Il Fantasma del natale futuro mostra a Scrooge il natale dell’anno successivo, dove vede diverse persone che commentano la morte di un «miserabile»: un uomo d’affari dichiara che parteciperà al funerale solo se ci sarà da mangiare, mentre diverse persone vendono degli oggetti rubati dalla casa dell’uomo. Le uniche persone che mostrano un emozione sono i debitori, che ora hanno più tempo per saldare. Poi torna a casa Cratchit, dove la famiglia si dispera perché il piccolo Tim è morto, e infine arriva davanti a una tomba abbandonata, su cui con grande orrore vede il nome di Ebenezer Scrooge.

Svegliatosi la mattina di natale, Scrooge capisce che c’è ancora tempo di fare qualcosa: manda un tacchino come premio ai Cratchit, concede un aumento a Bob e diventa un secondo padre per il Piccolo Tim.
Quello che una volta era un vecchio e miserabile avaro dal cui cuore non era mai uscito un gesto benevolente, diventa un buon amico, un buon capo, un buon uomo apprezzato in tutta la città.

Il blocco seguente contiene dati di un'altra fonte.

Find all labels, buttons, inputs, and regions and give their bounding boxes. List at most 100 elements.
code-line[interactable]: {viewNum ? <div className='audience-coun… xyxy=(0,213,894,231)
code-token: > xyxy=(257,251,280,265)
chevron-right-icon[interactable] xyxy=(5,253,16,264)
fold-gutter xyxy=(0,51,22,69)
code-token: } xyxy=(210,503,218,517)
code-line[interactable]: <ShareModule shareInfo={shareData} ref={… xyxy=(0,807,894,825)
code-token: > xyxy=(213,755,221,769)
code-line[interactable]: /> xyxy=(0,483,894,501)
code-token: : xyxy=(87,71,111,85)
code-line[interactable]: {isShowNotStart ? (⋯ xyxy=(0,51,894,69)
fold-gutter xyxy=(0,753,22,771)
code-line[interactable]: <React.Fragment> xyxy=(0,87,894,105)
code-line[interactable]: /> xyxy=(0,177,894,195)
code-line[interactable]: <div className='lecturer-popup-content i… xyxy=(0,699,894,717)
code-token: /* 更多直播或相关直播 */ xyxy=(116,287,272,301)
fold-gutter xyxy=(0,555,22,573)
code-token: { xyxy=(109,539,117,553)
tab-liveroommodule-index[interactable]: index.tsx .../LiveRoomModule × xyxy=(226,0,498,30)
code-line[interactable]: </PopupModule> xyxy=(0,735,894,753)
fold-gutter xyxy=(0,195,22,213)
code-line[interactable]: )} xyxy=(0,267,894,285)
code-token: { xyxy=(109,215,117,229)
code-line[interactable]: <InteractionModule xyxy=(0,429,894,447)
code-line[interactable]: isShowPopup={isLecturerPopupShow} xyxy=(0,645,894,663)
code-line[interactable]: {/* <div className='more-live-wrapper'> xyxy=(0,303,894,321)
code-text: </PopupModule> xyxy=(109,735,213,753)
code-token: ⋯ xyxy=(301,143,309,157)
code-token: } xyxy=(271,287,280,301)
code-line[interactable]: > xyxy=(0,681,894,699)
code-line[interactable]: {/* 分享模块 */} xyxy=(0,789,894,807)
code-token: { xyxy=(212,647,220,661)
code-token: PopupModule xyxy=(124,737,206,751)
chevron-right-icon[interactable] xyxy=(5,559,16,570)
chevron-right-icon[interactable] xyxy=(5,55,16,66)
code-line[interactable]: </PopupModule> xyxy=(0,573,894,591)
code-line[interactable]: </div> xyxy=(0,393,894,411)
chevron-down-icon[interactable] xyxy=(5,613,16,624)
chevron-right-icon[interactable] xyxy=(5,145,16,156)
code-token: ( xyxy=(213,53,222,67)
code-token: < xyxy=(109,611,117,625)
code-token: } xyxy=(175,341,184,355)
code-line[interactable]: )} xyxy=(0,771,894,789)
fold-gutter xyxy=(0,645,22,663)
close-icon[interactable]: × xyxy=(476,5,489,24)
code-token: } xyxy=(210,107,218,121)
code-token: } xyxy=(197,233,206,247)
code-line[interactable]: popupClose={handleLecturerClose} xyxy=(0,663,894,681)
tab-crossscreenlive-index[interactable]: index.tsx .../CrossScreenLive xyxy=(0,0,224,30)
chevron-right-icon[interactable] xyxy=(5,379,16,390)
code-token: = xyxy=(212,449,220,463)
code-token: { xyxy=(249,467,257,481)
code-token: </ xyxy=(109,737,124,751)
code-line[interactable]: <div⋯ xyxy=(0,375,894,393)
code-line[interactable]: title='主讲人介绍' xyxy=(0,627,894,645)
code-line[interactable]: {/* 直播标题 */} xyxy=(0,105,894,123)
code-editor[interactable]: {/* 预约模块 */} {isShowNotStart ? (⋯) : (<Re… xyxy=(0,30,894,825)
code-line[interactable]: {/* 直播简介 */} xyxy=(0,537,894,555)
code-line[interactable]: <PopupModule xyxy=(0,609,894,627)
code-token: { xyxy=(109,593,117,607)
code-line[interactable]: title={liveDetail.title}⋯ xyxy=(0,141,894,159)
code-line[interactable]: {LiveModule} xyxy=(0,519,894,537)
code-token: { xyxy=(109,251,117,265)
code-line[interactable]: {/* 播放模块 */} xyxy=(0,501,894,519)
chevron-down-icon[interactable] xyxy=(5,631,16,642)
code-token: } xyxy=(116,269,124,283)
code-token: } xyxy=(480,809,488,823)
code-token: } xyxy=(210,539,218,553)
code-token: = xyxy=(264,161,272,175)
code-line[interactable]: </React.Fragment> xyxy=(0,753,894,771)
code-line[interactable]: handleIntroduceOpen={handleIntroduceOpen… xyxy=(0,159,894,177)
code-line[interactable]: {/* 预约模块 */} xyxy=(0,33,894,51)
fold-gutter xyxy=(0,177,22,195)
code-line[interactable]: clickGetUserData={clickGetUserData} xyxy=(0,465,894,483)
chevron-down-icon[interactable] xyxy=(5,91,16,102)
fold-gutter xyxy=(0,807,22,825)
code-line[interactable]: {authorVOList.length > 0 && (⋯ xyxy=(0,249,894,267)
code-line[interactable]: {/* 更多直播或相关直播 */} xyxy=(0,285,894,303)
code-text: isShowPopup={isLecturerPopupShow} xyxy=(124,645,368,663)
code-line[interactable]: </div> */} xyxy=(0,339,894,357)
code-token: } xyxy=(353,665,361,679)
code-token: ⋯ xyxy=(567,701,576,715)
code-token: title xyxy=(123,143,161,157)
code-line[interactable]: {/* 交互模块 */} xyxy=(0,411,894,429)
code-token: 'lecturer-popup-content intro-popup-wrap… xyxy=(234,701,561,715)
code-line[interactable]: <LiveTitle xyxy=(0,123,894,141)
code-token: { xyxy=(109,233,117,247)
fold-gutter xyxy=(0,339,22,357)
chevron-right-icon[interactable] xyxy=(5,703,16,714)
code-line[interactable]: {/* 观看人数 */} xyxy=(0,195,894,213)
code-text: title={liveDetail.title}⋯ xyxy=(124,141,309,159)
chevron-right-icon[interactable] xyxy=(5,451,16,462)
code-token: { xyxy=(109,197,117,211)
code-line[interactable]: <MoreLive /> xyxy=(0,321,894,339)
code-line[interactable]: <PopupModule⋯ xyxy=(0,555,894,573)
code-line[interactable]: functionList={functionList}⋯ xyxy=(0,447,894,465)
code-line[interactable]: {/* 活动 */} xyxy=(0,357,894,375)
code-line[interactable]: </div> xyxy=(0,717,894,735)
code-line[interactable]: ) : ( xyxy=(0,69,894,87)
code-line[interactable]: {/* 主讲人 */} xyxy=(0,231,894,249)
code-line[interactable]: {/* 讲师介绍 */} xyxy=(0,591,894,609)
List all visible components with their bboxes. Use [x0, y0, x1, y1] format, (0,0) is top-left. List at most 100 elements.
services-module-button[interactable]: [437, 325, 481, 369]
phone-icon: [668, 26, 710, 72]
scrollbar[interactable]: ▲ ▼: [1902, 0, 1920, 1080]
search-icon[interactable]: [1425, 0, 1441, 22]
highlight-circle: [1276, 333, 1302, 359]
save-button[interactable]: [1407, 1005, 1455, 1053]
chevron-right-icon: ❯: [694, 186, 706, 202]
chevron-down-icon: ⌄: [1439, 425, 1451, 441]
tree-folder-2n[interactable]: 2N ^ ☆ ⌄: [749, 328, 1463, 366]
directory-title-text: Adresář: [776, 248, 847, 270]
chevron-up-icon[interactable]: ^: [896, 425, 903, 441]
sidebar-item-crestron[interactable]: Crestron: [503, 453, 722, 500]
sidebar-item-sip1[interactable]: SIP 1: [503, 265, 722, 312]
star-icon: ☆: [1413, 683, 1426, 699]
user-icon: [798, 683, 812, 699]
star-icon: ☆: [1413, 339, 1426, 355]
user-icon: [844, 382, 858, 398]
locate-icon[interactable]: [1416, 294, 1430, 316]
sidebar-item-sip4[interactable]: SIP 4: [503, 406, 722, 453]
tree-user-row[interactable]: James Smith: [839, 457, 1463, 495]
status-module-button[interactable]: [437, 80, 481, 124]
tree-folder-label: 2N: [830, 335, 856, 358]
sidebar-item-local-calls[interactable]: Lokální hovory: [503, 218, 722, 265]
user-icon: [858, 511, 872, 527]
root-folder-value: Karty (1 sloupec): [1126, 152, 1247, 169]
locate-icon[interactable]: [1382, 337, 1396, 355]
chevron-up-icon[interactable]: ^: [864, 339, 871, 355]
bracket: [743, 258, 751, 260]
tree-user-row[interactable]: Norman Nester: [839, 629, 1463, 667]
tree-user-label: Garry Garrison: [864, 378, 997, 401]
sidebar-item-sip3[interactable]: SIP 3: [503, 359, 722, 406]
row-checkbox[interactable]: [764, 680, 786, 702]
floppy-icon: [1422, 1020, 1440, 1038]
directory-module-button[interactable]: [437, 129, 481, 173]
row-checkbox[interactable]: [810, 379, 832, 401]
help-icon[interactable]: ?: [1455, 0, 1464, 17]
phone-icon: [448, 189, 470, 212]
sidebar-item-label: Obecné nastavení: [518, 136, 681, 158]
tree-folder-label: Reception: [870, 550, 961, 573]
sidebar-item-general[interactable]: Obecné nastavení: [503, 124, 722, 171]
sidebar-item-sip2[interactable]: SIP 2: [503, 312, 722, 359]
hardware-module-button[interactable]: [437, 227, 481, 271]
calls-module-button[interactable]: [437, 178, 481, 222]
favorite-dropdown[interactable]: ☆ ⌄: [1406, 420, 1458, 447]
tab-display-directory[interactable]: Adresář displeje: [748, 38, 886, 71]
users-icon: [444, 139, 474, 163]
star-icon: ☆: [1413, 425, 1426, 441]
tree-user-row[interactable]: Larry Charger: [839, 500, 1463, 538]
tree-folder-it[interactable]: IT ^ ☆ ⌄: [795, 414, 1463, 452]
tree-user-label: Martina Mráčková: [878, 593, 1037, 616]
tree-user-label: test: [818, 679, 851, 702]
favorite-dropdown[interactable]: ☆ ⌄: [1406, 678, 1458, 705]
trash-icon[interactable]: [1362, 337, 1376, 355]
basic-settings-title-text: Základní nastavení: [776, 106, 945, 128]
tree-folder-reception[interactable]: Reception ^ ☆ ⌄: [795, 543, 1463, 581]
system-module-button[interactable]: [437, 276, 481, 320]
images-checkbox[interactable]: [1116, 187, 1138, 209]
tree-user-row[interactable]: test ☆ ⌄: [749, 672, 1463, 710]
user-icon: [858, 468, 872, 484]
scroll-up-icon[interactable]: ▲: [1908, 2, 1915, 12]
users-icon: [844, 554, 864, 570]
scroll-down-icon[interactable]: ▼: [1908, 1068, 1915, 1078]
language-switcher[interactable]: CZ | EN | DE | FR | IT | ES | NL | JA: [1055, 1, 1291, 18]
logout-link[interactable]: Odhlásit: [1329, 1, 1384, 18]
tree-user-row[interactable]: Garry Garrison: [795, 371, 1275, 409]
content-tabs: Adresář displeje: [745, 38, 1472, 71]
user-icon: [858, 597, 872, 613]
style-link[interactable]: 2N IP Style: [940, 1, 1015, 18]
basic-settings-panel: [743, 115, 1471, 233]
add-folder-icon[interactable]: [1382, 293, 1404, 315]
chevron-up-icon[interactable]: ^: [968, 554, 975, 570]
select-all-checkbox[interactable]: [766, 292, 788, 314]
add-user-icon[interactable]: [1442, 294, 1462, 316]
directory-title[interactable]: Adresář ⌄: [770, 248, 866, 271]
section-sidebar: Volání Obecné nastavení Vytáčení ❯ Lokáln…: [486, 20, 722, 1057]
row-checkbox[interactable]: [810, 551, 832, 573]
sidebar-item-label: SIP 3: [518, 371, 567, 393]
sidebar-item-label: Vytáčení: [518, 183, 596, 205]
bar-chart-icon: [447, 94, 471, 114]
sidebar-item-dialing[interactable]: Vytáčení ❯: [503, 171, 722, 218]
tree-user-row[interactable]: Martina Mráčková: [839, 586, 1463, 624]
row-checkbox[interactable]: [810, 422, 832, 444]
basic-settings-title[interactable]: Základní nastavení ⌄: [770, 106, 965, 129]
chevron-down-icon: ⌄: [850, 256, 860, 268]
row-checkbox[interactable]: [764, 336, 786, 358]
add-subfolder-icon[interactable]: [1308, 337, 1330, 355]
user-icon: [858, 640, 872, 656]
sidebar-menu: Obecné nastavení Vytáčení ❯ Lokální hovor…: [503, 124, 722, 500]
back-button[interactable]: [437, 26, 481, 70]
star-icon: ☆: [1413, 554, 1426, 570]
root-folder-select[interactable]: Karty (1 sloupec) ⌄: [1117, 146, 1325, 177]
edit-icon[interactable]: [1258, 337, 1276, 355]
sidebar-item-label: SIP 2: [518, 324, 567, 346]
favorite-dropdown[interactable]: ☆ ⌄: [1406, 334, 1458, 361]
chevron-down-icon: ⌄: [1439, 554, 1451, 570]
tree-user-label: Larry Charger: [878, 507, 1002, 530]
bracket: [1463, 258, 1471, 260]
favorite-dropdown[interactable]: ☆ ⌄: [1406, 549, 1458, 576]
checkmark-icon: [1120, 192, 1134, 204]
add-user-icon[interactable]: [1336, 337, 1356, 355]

Alcuni lo deridono per il cambiamento avvenuto, ma lui è felice di lasciarli ridere. E, da quel momento in poi “si disse che se esisteva un uomo capace di onorare il natale, quello era lui. Che lo stesso possa valere per tutti noi nessuno escluso e che – come disse il Piccolo Tim – che Dio benedica ognuno di noi!”

Un Canto di Natale è una favola di redenzione. Scrooge viene benedetto da una serie di visitazioni spirituali che lo mettono in condizione – attraverso diverse angolazioni spazio-temporali – di obbedire al dettame socratico ‘Conosci te stesso’.
Avendo preso visione in un lampo del corso di tutta la propria vita, Scrooge diventa capace – per la prima volta – di percepirne la vera direzione; prende coscienza del fatto che, nonostante la sua ricchezza aumenti, la sua avidità lo sta alienando da tutte le persone attorno, rendendolo buono per nessuno e una disgrazia per molti. E, nell’estremo tentativo di scrivere un diverso capitolo finale, Scrooge intraprende una nuova vita.